Synthszr Take : L'utilisateur a déménagé, mais le contenu est resté à l'ancienne adresse. La plupart des équipes continuent d'optimiser les méta-descriptions et les structures H2 pour des cibles de trois mots comme [meilleures chaussures course 2026], pendant que la personne derrière le prompt tape «  je m'entraîne pour mon premier 5 km, quelle paire convient aux pieds plats  ». Les deux recherchent des chaussures de course, mais une seule formulation décrit ce qui se passe réellement. Ce qui est vraiment intéressant se cache dans la mécanique : le modèle condense une intention longue et riche en contexte en une seule réponse, et celui qui n'y apparaît pas n'existe pas pour cette conversation. C'est précisément pour cela que la discipline bascule de la défensive à l'offensive. La question productive n'est pas «  comment combler mes lacunes en mots-clés  », mais «  lesquelles de ces questions quotidiennes formulées puis-je répondre de manière plus crédible que n'importe qui d'autre  ». Lire ses dix pages les plus importantes à voix haute en les confrontant à de vraies questions conversationnelles n'est pas une question à régler lors d'un séminaire de stratégie, cela peut être décidé cette semaine.

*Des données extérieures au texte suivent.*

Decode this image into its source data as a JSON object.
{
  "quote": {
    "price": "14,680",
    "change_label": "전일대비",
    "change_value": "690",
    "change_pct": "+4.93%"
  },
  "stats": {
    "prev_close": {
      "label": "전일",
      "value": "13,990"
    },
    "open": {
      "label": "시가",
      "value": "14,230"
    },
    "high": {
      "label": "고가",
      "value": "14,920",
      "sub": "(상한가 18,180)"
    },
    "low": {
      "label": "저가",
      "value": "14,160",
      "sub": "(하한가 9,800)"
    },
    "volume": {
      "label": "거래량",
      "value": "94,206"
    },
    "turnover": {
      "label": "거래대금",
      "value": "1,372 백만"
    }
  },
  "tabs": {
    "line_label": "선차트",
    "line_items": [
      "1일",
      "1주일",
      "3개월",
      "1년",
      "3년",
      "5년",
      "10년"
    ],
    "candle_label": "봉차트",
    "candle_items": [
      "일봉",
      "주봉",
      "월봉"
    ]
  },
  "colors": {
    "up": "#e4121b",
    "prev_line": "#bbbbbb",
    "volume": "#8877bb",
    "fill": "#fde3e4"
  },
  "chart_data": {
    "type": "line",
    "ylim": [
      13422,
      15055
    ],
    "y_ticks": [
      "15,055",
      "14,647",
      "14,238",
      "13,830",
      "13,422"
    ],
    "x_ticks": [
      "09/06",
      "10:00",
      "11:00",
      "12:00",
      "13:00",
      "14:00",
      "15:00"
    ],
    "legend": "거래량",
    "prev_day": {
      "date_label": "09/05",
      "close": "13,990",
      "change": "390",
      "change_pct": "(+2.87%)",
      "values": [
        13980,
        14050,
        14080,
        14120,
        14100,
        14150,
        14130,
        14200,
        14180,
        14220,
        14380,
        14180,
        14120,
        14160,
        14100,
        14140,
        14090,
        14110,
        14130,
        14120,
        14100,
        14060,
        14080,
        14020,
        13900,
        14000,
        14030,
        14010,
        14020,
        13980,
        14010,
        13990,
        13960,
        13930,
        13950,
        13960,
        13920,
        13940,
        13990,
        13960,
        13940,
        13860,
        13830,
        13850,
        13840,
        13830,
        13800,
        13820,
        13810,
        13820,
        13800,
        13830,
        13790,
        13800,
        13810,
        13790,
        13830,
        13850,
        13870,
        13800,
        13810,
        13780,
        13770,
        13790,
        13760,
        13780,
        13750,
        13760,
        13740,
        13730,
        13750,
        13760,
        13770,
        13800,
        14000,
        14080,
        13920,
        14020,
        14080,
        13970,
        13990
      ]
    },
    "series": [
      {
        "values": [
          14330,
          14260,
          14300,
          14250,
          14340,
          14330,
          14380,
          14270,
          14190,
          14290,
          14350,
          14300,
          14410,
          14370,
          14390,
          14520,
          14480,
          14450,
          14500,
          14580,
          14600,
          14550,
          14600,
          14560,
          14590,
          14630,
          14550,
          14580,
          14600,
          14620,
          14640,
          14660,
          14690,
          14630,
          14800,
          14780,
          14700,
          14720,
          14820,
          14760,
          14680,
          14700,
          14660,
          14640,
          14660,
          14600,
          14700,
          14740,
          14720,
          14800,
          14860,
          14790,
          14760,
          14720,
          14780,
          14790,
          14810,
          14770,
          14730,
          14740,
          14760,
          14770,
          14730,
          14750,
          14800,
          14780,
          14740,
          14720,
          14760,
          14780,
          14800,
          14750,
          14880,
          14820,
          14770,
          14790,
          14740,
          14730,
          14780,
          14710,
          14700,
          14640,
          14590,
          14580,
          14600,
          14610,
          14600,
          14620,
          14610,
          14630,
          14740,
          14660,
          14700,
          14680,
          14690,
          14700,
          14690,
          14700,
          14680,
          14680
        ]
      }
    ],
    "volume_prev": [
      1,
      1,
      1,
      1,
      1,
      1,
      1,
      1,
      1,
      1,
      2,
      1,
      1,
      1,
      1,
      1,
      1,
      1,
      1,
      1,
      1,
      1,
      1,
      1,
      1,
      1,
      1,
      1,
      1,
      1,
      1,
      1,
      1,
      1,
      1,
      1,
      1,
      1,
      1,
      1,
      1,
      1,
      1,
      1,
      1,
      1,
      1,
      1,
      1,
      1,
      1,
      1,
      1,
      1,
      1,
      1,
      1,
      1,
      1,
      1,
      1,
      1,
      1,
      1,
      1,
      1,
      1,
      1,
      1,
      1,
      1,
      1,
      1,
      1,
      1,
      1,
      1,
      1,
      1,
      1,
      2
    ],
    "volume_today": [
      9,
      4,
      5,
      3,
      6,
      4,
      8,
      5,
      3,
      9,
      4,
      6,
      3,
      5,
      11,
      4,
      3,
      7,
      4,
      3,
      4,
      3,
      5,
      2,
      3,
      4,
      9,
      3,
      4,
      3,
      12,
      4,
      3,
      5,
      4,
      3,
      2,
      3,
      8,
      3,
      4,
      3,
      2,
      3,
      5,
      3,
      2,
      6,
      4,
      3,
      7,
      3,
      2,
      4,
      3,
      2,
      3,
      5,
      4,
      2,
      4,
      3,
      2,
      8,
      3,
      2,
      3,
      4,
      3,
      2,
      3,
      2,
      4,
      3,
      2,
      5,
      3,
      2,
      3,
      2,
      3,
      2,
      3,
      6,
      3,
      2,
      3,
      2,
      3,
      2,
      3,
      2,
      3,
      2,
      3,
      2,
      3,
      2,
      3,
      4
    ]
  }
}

La présidence de Donald Trump sera sa plus grande affaire de tous les temps

Le New York Times a épluché les déclarations financières de Trump de la première année de son second mandat, et le résultat est sans appel : plus de deux milliards de dollars de bénéfices personnels, la période présidentielle la plus rentable de l'histoire. La majorité provient de ventes de cryptomonnaies, mais Trump est aussi devenu un investisseur dans la tech. Le 23 juillet, il a acheté des actions d'une valeur allant jusqu'à cinq millions de dollars chez Amazon, Apple, Meta, Microsoft, NVIDIA et Broadcom, le jour même où la Maison Blanche publiait son très attendu AI Action Plan. Les comptes de courtage de la famille Trump ont réalisé plus de 3 600 transactions en janvier, prétendument sans l'intervention de la famille, bien qu'il n'existe pas de blind trust (fiducie sans droit de regard). Le journal documente des achats au timing remarquablement bon, comme un investissement dans Dell juste avant un contrat d'armement de 9,7 milliards de dollars. Il était légalement tenu de divulguer ces informations, mais s'en est abstenu et a payé une petite amende. → The Download from MIT Technology Review

Synthszr Take : Celui qui rédige les règles pour tout un pays et achète le même jour les actions concernées dispose d'un levier qu'aucun gestionnaire de fonds au monde n'obtiendra jamais. En mars, nous avons parlé ici du contrat du Pentagone pour OpenAI et de la mise sur liste noire d'Anthropic, en juin des plans de nationalisation des entreprises d'IA. La boucle est maintenant bouclée : la régulation de l'intelligence artificielle et le portefeuille privé du régulateur se rejoignent dans le même calendrier. C'est le véritable problème de gouvernance de l'ère de l'IA, car la concentration du compute, du capital et du pouvoir législatif dans une seule main crée précisément les vecteurs d'attaque contre lesquels les garde-fous (guardrails) sont censés protéger. Une petite amende pour non-divulgation est le prix que l'on paie avec l'argent de poche quand l'avantage informationnel vaut des milliards. Quiconque prend au sérieux l'intégrité du marché doit insister sur des obligations de divulgation strictes et de véritables blind trusts avant que la prochaine série de réglementations ne soit écrite.